For me, four hours was *way* more time then I ever wanted to spend wearing orange.

Or every wanted to again. I was raised that you owned up to your mistakes, and your paid the price, but you didn't want to have to pay that price in the first place - so you did your best to stay on the right side of the law. It stuck. Spending four hours in the drunk tank was terribly embarrassing, and *that* was the deterrent for me.

If it *doesn't* stick - and there is plenty of proof out there that there is a set of people it simple doesn't stick for... there is no deterrent inherent in the system. Maybe a system that allowed more... aggressive punishments *would* deter them. But we don't live in that society.
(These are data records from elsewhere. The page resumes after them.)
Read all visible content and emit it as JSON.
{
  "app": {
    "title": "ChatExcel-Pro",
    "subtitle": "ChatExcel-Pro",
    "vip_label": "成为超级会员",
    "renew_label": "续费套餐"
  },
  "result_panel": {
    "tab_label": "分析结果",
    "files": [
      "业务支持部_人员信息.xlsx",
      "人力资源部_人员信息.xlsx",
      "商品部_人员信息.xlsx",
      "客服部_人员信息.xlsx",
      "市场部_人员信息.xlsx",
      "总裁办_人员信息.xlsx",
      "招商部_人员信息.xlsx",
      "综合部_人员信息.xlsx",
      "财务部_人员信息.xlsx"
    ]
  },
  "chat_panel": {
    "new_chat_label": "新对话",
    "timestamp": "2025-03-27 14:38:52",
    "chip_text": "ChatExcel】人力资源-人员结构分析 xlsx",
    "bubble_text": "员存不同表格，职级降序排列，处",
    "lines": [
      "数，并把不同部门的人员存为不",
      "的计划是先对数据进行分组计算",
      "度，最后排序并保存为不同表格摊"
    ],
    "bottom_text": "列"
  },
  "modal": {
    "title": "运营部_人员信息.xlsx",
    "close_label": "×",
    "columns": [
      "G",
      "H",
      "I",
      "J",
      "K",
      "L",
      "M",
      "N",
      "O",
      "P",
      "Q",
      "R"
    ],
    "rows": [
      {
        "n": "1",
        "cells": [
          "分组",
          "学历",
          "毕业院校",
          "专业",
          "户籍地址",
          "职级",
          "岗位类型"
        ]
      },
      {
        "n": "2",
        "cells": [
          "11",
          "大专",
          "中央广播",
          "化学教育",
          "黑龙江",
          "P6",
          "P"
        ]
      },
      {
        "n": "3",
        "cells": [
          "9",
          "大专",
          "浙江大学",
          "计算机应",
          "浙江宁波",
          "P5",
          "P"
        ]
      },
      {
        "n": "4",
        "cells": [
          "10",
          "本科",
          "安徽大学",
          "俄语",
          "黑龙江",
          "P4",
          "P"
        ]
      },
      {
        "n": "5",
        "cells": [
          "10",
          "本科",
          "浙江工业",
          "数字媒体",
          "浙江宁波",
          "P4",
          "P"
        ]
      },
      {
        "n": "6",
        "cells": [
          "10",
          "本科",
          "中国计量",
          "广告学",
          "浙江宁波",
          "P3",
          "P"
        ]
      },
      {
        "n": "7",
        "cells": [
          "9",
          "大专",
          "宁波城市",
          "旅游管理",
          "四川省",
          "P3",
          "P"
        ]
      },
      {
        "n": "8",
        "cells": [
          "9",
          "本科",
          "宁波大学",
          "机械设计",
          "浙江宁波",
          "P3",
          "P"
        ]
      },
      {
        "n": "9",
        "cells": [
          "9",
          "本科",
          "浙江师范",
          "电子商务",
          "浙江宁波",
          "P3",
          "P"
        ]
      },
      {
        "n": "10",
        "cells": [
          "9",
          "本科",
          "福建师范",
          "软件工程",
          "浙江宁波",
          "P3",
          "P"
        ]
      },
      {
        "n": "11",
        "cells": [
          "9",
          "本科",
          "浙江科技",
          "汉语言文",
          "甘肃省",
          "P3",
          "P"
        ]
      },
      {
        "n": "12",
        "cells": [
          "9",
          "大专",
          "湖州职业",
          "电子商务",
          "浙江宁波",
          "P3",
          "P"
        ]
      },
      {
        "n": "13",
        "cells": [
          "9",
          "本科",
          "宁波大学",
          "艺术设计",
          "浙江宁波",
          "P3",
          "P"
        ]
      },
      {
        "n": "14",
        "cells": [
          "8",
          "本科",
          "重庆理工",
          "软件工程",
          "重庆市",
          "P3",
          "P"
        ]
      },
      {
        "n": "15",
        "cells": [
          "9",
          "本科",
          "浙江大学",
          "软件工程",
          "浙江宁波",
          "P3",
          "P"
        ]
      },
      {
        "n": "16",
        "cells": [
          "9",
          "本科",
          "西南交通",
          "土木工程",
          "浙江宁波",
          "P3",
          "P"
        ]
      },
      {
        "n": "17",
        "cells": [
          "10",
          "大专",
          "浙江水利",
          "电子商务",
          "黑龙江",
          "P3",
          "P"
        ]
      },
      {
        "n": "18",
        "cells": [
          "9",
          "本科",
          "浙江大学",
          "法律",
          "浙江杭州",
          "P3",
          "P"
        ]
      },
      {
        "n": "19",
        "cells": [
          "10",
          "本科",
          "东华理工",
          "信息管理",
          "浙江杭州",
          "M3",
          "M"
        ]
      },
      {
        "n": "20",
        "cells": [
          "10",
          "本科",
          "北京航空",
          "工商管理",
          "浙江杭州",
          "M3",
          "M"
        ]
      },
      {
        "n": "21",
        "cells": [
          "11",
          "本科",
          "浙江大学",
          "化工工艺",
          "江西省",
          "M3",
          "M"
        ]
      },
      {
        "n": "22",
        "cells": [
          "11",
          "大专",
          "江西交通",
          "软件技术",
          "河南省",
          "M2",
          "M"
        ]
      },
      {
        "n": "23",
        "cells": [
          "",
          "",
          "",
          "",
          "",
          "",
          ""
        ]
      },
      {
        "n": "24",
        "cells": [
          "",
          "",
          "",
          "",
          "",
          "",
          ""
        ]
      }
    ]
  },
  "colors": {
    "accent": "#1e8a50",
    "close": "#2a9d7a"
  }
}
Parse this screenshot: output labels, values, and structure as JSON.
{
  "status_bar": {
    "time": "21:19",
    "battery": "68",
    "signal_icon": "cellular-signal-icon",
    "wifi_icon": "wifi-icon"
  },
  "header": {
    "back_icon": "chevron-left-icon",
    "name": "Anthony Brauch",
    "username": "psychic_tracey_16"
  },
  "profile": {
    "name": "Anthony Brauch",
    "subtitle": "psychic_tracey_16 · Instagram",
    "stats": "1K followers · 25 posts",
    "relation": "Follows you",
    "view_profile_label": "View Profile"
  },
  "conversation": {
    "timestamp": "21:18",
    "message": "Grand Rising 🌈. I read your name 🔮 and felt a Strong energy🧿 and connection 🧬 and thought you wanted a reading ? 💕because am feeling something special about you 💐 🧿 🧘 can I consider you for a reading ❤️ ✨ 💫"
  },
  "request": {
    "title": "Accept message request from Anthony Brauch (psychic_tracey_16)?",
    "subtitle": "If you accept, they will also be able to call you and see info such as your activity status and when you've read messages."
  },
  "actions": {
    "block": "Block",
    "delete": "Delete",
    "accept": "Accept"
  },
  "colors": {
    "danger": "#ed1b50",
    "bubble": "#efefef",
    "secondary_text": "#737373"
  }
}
So the only thing society can do with those people is lock them away so they can't harm society. Unfortunately we are even squeamish about that - and there are probably too many people in prison.

Its one of those problems that doesn't have a good, easy or clean answer.

Old NFO said...

Sounds like she's a 'career' offender, so 4 months won't mean anything to her...

Momma Fargo said...

Yep. Light sentences do not do anything except save bucks to the system. Bean counters. I wish the judges would be a little more choosy with what sentences they give and who gets leniency.